We were told during the same sex marriage postal survey that the issue had nothing to do with what our children were being taught in schools and that concerns about the expansion of the Safe Schools Program and promotion of gender theory were red herrings.

However no less than 24 hours after the passing of same sex marriage into law op-ed pieces appeared online claiming that the next cause the movement should champion is LGBT inclusive education in schools.

What many people weren’t aware of during the postal survey was that many teachers and education unions support the yes campaign. The most prominent supporter was the Australian Education Union which represents school teachers at both primary and secondary level and is the largest union in the education sector.

State governments can remove Safe Schools type programs and ban the teaching of gender theory, but they cannot stop activist teachers from inserting their political agenda into the everyday classroom. This something that parents should be aware of as teachers’ political agendas are not exactly hidden.

The latest display of their agenda is that the New South Wales Teachers Federation wants to have a float in the 2018 Sydney Mardi Gras which has been the case in previous years. The organisers of the Mardi Gras appropriately declined with the official reason being that next year being the 40th anniversary of the parade they are already over their float capacity and can’t approve all applications.
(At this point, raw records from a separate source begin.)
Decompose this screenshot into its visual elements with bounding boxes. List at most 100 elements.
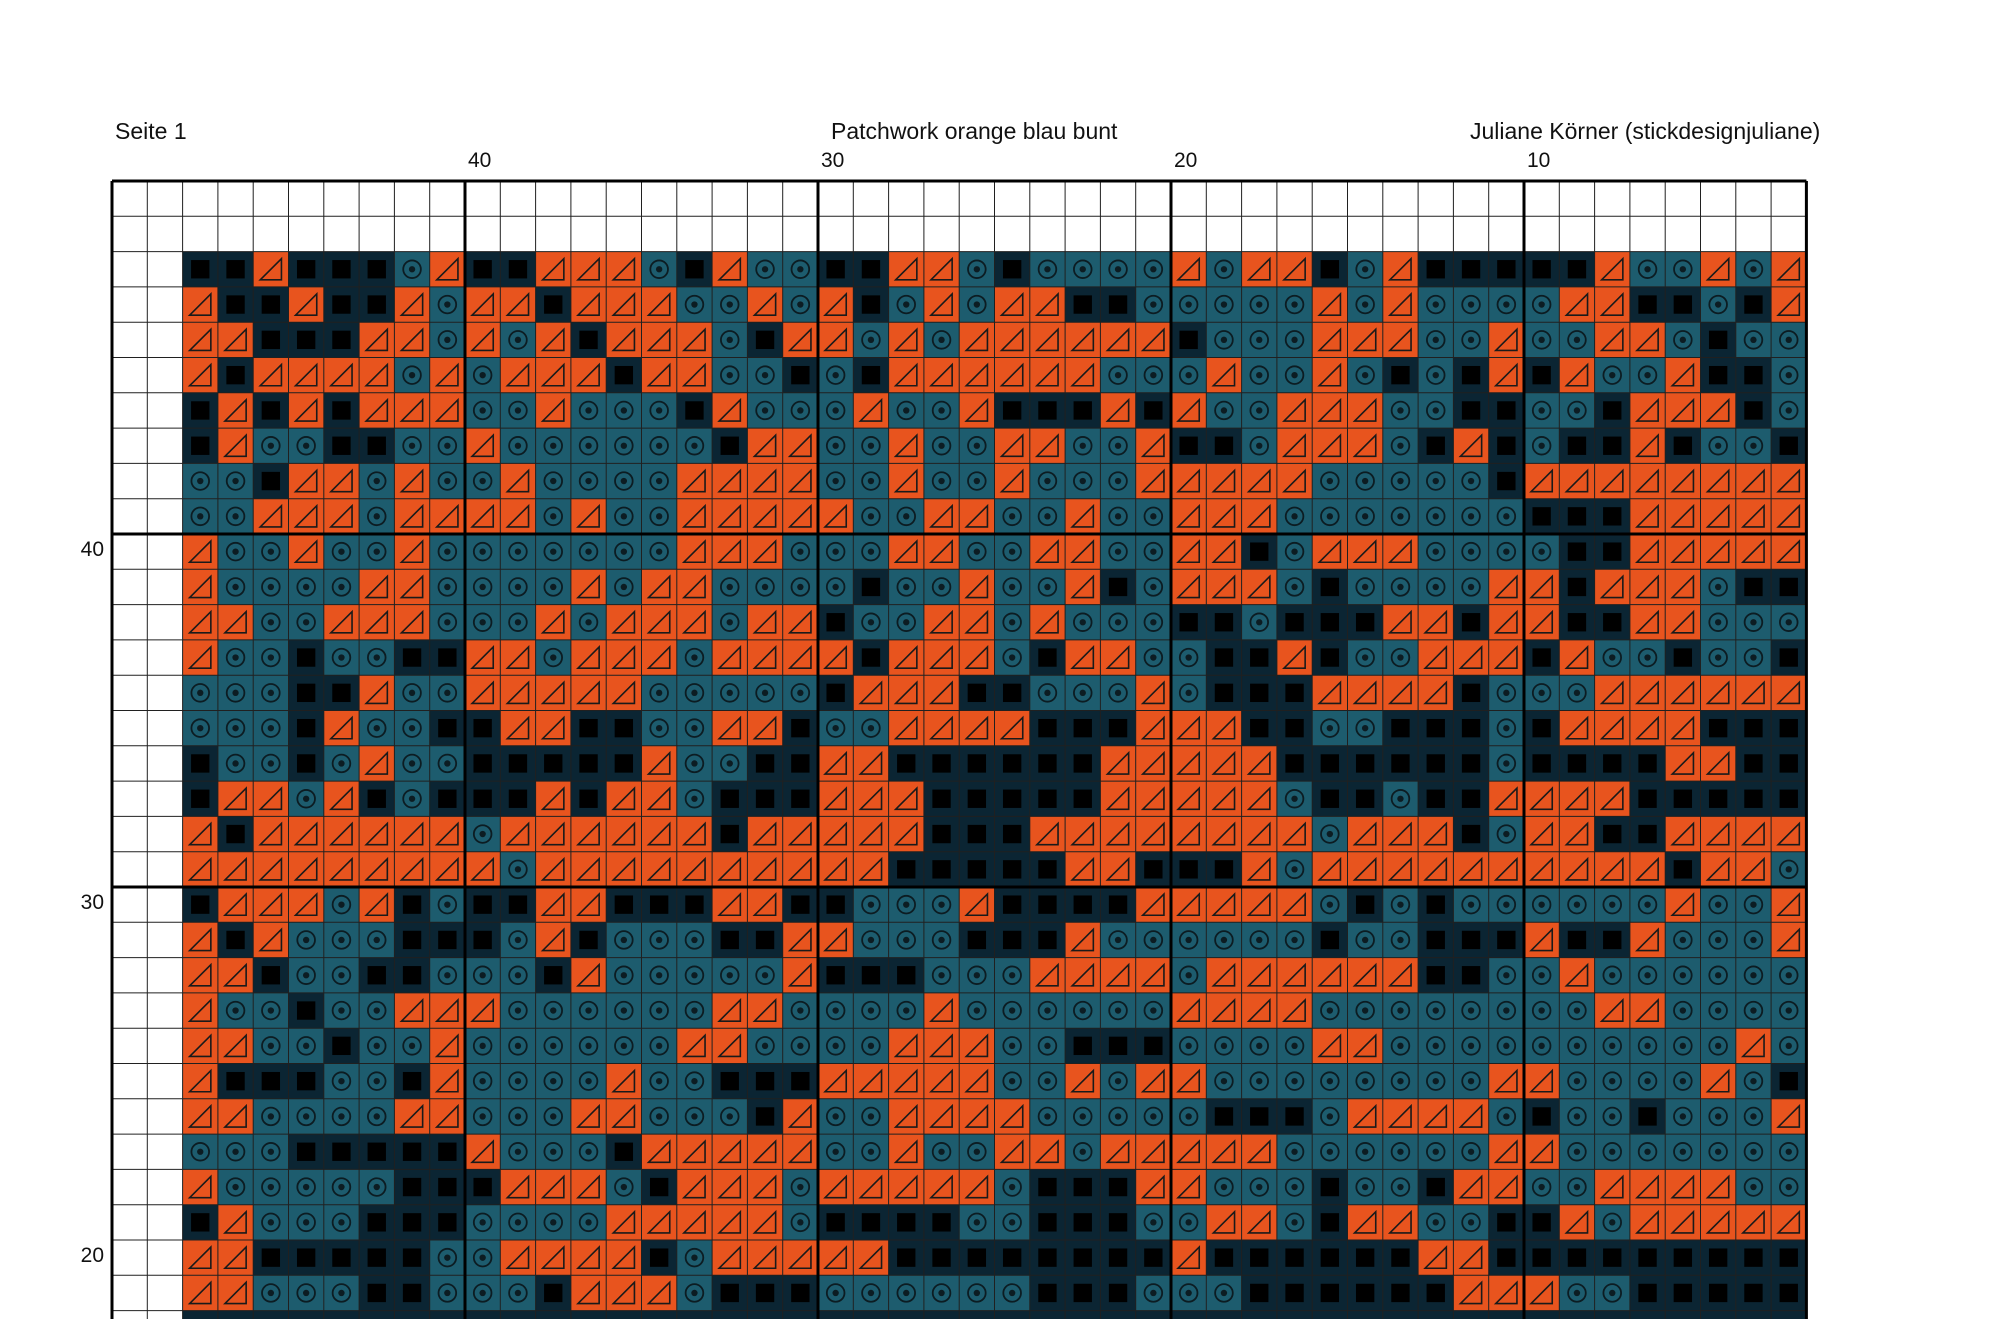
teal-stitch-cell: [1100, 428, 1136, 464]
teal-stitch-cell: [606, 428, 642, 464]
teal-stitch-cell: [676, 1098, 713, 1135]
orange-stitch-cell: [1629, 922, 1666, 958]
orange-stitch-cell: [818, 781, 854, 817]
orange-stitch-cell: [1029, 322, 1066, 358]
orange-stitch-cell: [959, 357, 995, 393]
orange-stitch-cell: [182, 1028, 218, 1064]
teal-stitch-cell: [1065, 1134, 1101, 1170]
navy-stitch-cell: [1735, 1275, 1772, 1311]
navy-stitch-cell: [1771, 1063, 1807, 1099]
navy-stitch-cell: [1206, 604, 1242, 640]
orange-stitch-cell: [1312, 428, 1348, 464]
blank-cell: [147, 357, 183, 393]
orange-stitch-cell: [1488, 851, 1524, 887]
orange-stitch-cell: [888, 675, 924, 711]
orange-stitch-cell: [606, 816, 642, 852]
teal-stitch-cell: [1382, 428, 1419, 464]
navy-stitch-cell: [1418, 428, 1454, 464]
orange-stitch-cell: [1418, 675, 1454, 711]
orange-stitch-cell: [535, 604, 571, 640]
orange-stitch-cell: [535, 887, 571, 923]
blank-cell: [112, 922, 148, 958]
orange-stitch-cell: [570, 1169, 607, 1205]
blank-cell: [1524, 181, 1560, 217]
navy-stitch-cell: [1312, 1240, 1348, 1276]
navy-stitch-cell: [1559, 922, 1595, 958]
orange-stitch-cell: [676, 463, 713, 499]
orange-stitch-cell: [394, 322, 430, 358]
navy-stitch-cell: [1629, 816, 1666, 852]
orange-stitch-cell: [1771, 675, 1807, 711]
orange-stitch-cell: [1347, 1028, 1383, 1064]
orange-stitch-cell: [535, 1240, 571, 1276]
navy-stitch-cell: [1524, 1310, 1560, 1319]
orange-stitch-cell: [1488, 1169, 1524, 1205]
teal-stitch-cell: [500, 604, 536, 640]
teal-stitch-cell: [994, 992, 1030, 1029]
navy-stitch-cell: [1029, 639, 1066, 676]
orange-stitch-cell: [853, 1063, 889, 1099]
teal-stitch-cell: [1700, 992, 1736, 1029]
navy-stitch-cell: [465, 781, 501, 817]
orange-stitch-cell: [217, 1028, 254, 1064]
navy-stitch-cell: [1453, 781, 1489, 817]
teal-stitch-cell: [1735, 322, 1772, 358]
teal-stitch-cell: [1735, 1169, 1772, 1205]
navy-stitch-cell: [1029, 781, 1066, 817]
orange-stitch-cell: [182, 286, 218, 323]
orange-stitch-cell: [1347, 675, 1383, 711]
teal-stitch-cell: [1418, 498, 1454, 534]
orange-stitch-cell: [217, 322, 254, 358]
teal-stitch-cell: [818, 992, 854, 1029]
navy-stitch-cell: [853, 286, 889, 323]
orange-stitch-cell: [606, 675, 642, 711]
orange-stitch-cell: [1065, 498, 1101, 534]
blank-cell: [112, 569, 148, 605]
teal-stitch-cell: [500, 534, 536, 570]
navy-stitch-cell: [1700, 1275, 1736, 1311]
orange-stitch-cell: [429, 992, 465, 1029]
blank-cell: [147, 1204, 183, 1240]
teal-stitch-cell: [570, 428, 607, 464]
orange-stitch-cell: [606, 1063, 642, 1099]
teal-stitch-cell: [1135, 534, 1171, 570]
teal-stitch-cell: [1418, 392, 1454, 429]
teal-stitch-cell: [217, 1134, 254, 1170]
teal-stitch-cell: [1100, 463, 1136, 499]
blank-cell: [994, 216, 1030, 252]
orange-stitch-cell: [394, 816, 430, 852]
orange-stitch-cell: [641, 1204, 677, 1240]
teal-stitch-cell: [676, 428, 713, 464]
blank-cell: [465, 216, 501, 252]
orange-stitch-cell: [1418, 604, 1454, 640]
teal-stitch-cell: [641, 710, 677, 746]
orange-stitch-cell: [959, 1169, 995, 1205]
navy-stitch-cell: [959, 922, 995, 958]
navy-stitch-cell: [1594, 392, 1630, 429]
teal-stitch-cell: [1665, 1098, 1701, 1135]
blank-cell: [1065, 216, 1101, 252]
blank-cell: [1347, 181, 1383, 217]
blank-cell: [182, 181, 218, 217]
orange-stitch-cell: [217, 887, 254, 923]
orange-stitch-cell: [359, 604, 395, 640]
orange-stitch-cell: [959, 604, 995, 640]
teal-stitch-cell: [500, 1063, 536, 1099]
navy-stitch-cell: [182, 887, 218, 923]
teal-stitch-cell: [712, 569, 748, 605]
orange-stitch-cell: [782, 322, 818, 358]
orange-stitch-cell: [217, 1204, 254, 1240]
orange-stitch-cell: [1171, 1063, 1207, 1099]
orange-stitch-cell: [1559, 1204, 1595, 1240]
navy-stitch-cell: [359, 428, 395, 464]
teal-stitch-cell: [288, 1098, 324, 1135]
teal-stitch-cell: [888, 922, 924, 958]
teal-stitch-cell: [818, 1134, 854, 1170]
teal-stitch-cell: [1029, 1098, 1066, 1135]
navy-stitch-cell: [1629, 781, 1666, 817]
teal-stitch-cell: [359, 1098, 395, 1135]
navy-stitch-cell: [323, 251, 360, 287]
navy-stitch-cell: [1312, 569, 1348, 605]
orange-stitch-cell: [429, 357, 465, 393]
orange-stitch-cell: [570, 286, 607, 323]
Despite the inappropriateness of the teachers marching in what is a blatant political event not to mention contains explicit sexualised content the New South Wales Teachers Federation is not taking no for an answer. They have launched a petition on change.org to pressure the Mardi Gras to accept their application. So far it has gained 1800 signatures.

Parents should be deeply concerned about any teachers marching in such a parade and what it means for the education of their children. If teachers believe that the Mardi Gras is an event they should participate in a public capacity, then what does it mean for how they approach their job in the classroom?

Developments such as this certainly point to the fact that more radical aspects of the LGBT agenda are being pushed after the legislation of same sex marriage especially to our youth by the people we entrust with their education. Teachers should be sticking to the three Rs and if they want to be politically active do it in their own time and not in a capacity as an educator.